Reacting to today's announcement, the Chief Executive of Vintners Federation Ireland (VFI) reiterated its call that the Government works to ensure indoor drinking and dining happens no later than 1 July.
He said that time limits on such dining will be significantly changed before then.
Speaking on RTÉ's News at One, Pádraig Cribben said that the situation needs to change as it is not manageable in the context of all the variations that are present.

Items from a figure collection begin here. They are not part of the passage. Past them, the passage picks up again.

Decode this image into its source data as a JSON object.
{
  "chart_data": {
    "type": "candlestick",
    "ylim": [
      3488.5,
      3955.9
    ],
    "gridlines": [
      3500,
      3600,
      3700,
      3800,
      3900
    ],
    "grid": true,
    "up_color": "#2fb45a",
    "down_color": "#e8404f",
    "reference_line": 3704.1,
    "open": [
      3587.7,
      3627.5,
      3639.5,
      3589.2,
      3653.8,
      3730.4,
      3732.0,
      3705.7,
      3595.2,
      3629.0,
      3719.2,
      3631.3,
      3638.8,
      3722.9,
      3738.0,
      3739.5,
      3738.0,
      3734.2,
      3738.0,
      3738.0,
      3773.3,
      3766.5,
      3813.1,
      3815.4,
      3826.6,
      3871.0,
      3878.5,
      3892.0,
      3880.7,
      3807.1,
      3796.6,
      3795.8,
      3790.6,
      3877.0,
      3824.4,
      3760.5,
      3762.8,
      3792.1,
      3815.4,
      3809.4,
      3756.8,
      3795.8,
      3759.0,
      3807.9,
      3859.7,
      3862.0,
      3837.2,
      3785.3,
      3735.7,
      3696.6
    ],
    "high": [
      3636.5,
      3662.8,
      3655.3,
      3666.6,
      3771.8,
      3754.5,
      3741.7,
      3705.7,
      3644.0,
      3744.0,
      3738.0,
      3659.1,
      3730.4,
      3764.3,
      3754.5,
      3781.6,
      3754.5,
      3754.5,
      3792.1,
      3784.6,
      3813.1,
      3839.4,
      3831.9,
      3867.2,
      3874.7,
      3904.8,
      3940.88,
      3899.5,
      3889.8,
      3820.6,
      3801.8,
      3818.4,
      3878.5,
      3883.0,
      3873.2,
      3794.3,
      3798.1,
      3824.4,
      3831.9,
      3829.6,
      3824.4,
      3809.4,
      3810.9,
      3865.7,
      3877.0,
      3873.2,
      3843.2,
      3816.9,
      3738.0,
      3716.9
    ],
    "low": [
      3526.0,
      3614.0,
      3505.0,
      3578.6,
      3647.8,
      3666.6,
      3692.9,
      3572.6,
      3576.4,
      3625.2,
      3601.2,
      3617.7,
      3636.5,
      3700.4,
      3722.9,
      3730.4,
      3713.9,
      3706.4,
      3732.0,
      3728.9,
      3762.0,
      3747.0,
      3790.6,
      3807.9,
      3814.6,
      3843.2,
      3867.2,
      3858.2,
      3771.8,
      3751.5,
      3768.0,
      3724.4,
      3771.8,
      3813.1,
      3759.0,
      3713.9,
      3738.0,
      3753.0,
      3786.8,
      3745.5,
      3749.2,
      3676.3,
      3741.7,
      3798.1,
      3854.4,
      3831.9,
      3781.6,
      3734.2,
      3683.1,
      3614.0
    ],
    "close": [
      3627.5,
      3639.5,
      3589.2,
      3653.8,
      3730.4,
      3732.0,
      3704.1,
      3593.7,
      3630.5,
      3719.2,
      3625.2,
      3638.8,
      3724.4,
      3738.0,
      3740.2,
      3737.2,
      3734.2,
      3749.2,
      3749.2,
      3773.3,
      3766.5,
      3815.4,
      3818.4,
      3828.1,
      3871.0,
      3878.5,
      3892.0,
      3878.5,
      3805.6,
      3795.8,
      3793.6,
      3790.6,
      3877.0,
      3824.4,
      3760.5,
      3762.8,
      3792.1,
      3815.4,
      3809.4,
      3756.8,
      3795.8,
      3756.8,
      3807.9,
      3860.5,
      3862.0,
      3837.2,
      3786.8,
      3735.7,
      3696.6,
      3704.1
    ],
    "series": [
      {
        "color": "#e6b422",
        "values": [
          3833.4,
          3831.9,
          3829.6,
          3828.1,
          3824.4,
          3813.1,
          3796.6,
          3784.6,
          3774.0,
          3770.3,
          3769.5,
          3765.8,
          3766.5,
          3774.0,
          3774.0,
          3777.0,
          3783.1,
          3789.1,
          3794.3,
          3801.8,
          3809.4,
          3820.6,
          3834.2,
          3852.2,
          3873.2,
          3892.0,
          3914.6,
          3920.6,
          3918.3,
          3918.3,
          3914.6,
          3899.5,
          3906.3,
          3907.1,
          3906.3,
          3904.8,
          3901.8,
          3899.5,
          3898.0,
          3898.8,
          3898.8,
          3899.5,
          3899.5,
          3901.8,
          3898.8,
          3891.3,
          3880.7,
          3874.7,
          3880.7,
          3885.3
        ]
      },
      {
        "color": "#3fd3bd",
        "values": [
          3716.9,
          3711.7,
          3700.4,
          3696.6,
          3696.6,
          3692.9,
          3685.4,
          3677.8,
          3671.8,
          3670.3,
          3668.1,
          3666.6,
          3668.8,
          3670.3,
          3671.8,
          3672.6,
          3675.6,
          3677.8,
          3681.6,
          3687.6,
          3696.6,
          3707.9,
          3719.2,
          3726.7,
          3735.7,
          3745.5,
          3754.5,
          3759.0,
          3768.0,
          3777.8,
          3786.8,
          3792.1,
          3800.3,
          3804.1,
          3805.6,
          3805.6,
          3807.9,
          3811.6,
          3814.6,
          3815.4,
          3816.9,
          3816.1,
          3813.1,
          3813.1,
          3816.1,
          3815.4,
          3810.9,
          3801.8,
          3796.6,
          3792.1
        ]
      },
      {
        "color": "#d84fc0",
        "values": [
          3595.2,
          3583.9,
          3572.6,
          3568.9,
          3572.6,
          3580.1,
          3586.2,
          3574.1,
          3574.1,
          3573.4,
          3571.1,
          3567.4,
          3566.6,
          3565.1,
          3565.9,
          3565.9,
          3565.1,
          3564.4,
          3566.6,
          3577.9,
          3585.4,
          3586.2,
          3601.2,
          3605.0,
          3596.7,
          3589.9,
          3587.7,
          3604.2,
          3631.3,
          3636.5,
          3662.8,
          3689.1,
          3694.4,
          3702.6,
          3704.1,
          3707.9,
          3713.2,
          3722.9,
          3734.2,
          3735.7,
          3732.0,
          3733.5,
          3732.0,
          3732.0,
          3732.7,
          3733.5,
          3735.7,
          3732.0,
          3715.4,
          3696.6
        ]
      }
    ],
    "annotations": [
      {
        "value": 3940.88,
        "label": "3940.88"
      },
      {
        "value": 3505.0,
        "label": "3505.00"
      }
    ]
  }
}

"It's probably not practical in the context of having outdoor there, having indoor at two metres, having indoor at one metre and it will lead to very difficult management and complicated situations," Mr Cribben said.
"So we're hopeful that will be addressed in the interim."
Mr Cribben said about half of VFI members will be able to operate outdoors, but it is not viable for many, as there will be a limit on the number of people they can accommodate.
He said their business has been closed for 15 months and "every day counts".
Meanwhile, the Irish Hotels' Federation welcomed the guidelines.
President of the organisation, Elaina Fitzgerald Kane, said they should provide reassurance for guests that they can look forward to an enjoyable, relaxing and safe stay in an Irish hotel or guesthouse from next week.
She added that excluding children under 12 from the capacity limits for tables dining outdoors was particularly welcome and will be good news for families.
Adrian Cummins, chief executive of the Restaurants Association of Ireland, also welcomed the guidelines.
But he said they prove there is no big difference between a hotel restaurant and standalone restaurant, and called for the latter to be allowed open on 2 June, the same day hotel restaurants can.